HAHA! You see how many people have one of these in the 505! They think they're living in New York or Paris or something! And these are the same ladies who have the spinner hubcaps on their neons! Priceless!

Eve said...

When we are there visiting for our b-days, try and control yourself and not steal Ali's LV bag.
Maybe you could ask her to borrow if and see if you feel any different carrying it.

Amanda said...

You know, I thought I would experience the same phenomenon when I got to DC. But girls here are actually somewhat conservative with their handbags. The popular bag here is the Long Champ tote. Which I admittedly carry. But in my defense I will say this. While yes, like the Louis the Long Champ is French it is more affordable then the Louis, it is nylon and can be washed AND it very roomy. At any given point in time I can carry all of the following: My lunch (usually something frozen made by the incredible chefs at Lean Cuisine), a cardigan, sunglasses, makeup bag, palm pilot, Sidekick, two DVDs, and my Nalgene water bottle.

Sarah said...

Amanda, I doubt you view your tote as an all-encompassing fashion makeover, so you're in the clear. I was actually thinking that you're probably the one person who could rock the LV bags properly since you have a vast array of brown hues in your wardrobe...

I will try to control my urge to steal Alli's bag, Eve... I can't make any promises, though, because I am a kleptomaniac. ;o)

Spinners on Neons... that is so 505! I love it.

BT said...

I thought the same thing about all the cars here in LA. I think the difference is you occasionally see a porsche in NM, whereas out here its the run of the mill. One person down the block parks his ferrari on the street at night even though he has a two car garage....Which really makes me wonder whats in the garage or how pissed is his wife that he bought a ferrari?

Jaime said...

It's more then likely what he doesn't have in terms of manhood that she's probably pissed about! The ferrari was just a cover up!

Maese said...

Please dont cite me for breaking-and-entering over here, but I'd be completely remiss if I didn't point this out:
However silly you think this is, multiply it by 100, clone it and make it reproduce with a rabbit. That's how crazy a guy thinks this handbag business is.
In fact, the only part I like is that when you combine the words 'Coach' and 'Gucci,' I giggle.

Sack said...

The dude with the Ferrari probably has a crew of midgets training in his garage. That's what I'd do, anyway.

Sarah said...

Hey boys, way to turn a diatribe about handbags into a conversation about cars. You all never cease to amaze me.

Although it does bring to mind the idea that I should ditch my aspirations to work in media and just become a car saleswoman in Dallas.

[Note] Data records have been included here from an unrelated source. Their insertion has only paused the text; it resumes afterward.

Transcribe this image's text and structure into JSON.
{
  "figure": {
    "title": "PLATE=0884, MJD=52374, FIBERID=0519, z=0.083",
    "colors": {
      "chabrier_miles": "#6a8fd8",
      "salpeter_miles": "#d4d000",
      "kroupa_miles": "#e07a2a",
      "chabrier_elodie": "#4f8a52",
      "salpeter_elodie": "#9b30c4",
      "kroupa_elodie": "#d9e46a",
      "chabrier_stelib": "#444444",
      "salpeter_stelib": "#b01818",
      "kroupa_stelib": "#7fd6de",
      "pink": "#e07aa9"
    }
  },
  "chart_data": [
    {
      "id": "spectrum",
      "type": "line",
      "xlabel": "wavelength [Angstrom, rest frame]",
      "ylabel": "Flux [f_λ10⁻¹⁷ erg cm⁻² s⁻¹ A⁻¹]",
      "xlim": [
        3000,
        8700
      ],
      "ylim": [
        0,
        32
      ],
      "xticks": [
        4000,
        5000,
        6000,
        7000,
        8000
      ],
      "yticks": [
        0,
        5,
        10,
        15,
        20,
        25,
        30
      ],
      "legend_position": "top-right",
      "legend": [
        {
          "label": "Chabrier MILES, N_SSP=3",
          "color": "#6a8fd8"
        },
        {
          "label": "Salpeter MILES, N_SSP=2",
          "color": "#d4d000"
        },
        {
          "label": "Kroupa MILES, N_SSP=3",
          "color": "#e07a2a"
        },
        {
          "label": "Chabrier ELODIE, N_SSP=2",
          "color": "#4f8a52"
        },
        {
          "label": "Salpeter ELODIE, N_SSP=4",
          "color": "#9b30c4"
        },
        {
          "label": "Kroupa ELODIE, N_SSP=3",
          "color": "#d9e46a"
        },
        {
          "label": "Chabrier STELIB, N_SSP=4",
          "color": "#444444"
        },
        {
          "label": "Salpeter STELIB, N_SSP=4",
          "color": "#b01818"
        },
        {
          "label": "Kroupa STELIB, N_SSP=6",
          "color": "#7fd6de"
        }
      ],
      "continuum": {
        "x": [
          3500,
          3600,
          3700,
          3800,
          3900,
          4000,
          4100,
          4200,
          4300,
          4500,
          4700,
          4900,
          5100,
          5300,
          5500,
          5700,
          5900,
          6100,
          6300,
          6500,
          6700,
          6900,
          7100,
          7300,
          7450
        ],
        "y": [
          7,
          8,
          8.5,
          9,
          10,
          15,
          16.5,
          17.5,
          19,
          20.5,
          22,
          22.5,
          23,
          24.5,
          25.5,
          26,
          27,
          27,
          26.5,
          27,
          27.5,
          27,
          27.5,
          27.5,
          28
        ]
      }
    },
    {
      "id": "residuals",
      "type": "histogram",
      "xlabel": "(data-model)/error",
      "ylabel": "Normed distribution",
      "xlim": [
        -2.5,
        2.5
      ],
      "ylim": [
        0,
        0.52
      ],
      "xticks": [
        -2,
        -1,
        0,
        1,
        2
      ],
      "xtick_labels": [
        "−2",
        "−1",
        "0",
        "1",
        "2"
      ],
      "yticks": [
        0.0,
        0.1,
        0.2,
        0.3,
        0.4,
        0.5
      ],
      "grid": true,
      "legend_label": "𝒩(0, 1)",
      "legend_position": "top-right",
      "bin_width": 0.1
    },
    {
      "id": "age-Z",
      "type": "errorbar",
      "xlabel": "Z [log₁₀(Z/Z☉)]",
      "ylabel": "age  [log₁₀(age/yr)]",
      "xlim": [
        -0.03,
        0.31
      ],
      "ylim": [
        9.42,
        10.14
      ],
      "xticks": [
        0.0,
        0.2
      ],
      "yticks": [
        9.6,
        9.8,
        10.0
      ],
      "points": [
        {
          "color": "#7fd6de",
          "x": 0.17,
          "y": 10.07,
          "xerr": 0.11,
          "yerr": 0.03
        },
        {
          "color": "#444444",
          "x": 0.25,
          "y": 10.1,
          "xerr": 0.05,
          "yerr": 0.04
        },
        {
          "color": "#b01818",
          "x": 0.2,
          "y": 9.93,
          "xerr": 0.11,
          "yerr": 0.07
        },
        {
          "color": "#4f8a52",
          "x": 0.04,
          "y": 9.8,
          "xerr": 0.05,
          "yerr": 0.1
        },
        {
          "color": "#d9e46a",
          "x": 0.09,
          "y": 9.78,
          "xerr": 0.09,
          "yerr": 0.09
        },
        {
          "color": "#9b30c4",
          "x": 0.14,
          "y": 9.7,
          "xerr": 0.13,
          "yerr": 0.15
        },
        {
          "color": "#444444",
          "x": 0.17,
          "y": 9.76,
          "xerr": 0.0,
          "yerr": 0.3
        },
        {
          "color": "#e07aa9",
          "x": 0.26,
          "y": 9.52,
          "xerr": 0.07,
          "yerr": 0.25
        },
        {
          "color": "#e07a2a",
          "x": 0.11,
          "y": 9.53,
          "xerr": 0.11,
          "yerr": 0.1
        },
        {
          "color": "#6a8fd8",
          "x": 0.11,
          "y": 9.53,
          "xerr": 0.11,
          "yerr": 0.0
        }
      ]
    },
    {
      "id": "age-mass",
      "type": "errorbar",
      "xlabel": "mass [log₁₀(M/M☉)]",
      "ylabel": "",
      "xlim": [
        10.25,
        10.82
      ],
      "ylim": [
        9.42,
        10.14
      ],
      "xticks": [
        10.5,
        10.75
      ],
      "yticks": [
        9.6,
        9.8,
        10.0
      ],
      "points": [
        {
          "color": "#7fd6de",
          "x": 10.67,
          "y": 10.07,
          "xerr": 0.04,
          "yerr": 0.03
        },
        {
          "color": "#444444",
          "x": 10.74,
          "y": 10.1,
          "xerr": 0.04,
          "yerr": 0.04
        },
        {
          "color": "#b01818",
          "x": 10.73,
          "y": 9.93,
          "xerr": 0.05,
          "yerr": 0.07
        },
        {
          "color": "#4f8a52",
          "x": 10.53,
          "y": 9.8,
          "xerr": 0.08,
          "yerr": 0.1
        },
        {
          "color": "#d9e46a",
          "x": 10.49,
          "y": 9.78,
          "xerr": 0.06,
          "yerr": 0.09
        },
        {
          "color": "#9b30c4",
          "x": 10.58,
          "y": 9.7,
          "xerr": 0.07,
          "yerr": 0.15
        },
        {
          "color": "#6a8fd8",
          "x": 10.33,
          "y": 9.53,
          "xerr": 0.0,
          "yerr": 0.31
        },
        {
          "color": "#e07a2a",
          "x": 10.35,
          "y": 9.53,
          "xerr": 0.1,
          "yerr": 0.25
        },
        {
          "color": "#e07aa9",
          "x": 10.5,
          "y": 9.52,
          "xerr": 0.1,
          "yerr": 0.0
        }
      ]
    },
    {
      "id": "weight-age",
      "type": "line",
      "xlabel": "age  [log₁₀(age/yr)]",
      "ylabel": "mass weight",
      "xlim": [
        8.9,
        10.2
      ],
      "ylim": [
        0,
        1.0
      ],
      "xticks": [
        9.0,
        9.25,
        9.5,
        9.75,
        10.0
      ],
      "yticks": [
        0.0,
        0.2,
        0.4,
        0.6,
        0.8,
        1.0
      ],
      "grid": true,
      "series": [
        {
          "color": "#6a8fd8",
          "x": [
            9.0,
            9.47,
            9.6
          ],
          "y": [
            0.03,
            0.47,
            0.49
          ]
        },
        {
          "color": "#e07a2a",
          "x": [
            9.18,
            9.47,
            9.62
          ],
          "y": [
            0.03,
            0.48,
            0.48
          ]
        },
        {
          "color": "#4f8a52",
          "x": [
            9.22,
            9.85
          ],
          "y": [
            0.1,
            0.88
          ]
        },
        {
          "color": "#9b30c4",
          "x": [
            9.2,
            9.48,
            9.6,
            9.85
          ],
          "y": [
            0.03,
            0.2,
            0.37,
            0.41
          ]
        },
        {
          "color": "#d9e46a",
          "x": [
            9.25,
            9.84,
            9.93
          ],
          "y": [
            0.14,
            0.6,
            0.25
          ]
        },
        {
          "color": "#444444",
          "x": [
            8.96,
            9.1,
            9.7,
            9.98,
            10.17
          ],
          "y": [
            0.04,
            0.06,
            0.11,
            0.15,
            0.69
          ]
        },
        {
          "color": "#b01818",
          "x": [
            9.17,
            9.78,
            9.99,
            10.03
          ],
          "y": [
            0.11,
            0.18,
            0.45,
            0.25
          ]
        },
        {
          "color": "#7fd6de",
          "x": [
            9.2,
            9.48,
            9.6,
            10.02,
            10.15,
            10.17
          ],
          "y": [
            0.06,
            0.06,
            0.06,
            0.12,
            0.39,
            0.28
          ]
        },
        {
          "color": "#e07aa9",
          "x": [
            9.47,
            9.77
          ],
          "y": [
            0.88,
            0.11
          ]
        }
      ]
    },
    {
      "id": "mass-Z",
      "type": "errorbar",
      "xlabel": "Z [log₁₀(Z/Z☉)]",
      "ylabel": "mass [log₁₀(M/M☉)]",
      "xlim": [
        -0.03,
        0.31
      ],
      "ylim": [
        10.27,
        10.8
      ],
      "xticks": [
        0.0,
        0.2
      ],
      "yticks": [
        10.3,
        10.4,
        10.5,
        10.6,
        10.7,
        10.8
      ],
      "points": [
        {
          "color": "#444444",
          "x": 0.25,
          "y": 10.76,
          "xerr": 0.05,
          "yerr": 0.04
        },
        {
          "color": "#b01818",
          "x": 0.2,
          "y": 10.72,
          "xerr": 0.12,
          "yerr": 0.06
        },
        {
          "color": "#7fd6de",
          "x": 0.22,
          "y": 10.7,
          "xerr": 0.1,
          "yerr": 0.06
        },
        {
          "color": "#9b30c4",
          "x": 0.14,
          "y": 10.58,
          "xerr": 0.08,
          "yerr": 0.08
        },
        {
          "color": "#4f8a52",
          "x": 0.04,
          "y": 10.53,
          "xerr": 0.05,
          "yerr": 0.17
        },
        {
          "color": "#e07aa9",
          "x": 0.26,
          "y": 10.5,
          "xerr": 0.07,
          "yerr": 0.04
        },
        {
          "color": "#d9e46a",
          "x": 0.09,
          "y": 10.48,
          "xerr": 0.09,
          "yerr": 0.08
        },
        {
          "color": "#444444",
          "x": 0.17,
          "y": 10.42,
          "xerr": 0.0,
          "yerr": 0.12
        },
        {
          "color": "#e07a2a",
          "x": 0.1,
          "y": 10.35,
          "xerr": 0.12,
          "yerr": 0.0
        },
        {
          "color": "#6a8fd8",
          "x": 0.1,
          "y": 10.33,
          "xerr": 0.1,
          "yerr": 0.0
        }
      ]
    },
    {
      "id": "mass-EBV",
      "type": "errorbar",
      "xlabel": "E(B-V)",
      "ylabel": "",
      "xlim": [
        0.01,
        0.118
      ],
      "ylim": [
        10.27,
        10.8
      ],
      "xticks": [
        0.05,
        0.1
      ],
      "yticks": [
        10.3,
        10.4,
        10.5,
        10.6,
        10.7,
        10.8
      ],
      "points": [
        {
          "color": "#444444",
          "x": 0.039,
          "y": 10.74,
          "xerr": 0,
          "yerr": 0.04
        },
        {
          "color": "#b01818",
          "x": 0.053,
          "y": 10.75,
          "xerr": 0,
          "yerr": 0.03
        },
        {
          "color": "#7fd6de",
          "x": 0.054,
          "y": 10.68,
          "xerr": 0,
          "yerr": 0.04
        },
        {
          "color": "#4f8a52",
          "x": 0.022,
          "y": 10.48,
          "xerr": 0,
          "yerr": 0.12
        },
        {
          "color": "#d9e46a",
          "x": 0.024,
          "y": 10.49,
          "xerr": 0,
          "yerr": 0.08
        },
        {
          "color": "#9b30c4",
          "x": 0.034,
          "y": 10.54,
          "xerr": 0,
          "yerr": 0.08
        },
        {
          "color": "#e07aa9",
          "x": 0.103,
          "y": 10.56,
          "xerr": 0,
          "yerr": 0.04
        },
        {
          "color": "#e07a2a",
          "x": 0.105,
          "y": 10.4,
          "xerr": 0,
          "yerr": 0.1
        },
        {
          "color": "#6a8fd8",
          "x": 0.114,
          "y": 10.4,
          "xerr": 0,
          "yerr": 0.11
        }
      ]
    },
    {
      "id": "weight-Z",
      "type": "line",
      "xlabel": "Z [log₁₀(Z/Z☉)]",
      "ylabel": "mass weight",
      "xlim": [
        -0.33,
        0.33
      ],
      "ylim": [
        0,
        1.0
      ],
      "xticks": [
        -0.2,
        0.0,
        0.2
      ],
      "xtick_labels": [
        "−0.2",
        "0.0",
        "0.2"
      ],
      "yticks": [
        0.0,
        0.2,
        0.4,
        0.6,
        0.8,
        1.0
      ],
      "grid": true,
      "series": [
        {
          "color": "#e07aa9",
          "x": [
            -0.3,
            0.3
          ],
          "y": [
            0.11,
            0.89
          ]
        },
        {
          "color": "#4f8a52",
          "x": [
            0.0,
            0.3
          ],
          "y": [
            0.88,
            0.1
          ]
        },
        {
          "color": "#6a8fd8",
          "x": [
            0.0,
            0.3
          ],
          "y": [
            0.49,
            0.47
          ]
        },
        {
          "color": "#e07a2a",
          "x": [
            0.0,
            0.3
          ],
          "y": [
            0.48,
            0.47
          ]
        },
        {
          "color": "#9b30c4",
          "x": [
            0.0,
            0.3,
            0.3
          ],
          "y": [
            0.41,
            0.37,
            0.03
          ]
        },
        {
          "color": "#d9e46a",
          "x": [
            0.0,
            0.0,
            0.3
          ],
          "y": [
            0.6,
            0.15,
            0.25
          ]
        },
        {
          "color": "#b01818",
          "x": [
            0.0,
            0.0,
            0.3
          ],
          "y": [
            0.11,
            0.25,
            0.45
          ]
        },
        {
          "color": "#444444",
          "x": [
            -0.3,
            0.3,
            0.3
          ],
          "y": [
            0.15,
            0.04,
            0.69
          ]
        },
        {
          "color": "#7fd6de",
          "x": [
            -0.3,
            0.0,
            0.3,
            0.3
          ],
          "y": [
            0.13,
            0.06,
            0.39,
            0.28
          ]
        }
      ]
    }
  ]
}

I could make bank!

Bt said...

Its a defensive mechanism, otherwise many hours of our lives could be wasted on topics as "Is Ivory or Pearl a better color?", "What should I wear tonight?", "Look at this bag?".

Sarah said...

I spend many hours of my life contemplating those very things, BT! What are you trying to say? That I'm wasting my time? ;o)

Being female is not easy, you know. It requires well thought out social strategies and outfit planning... among other things.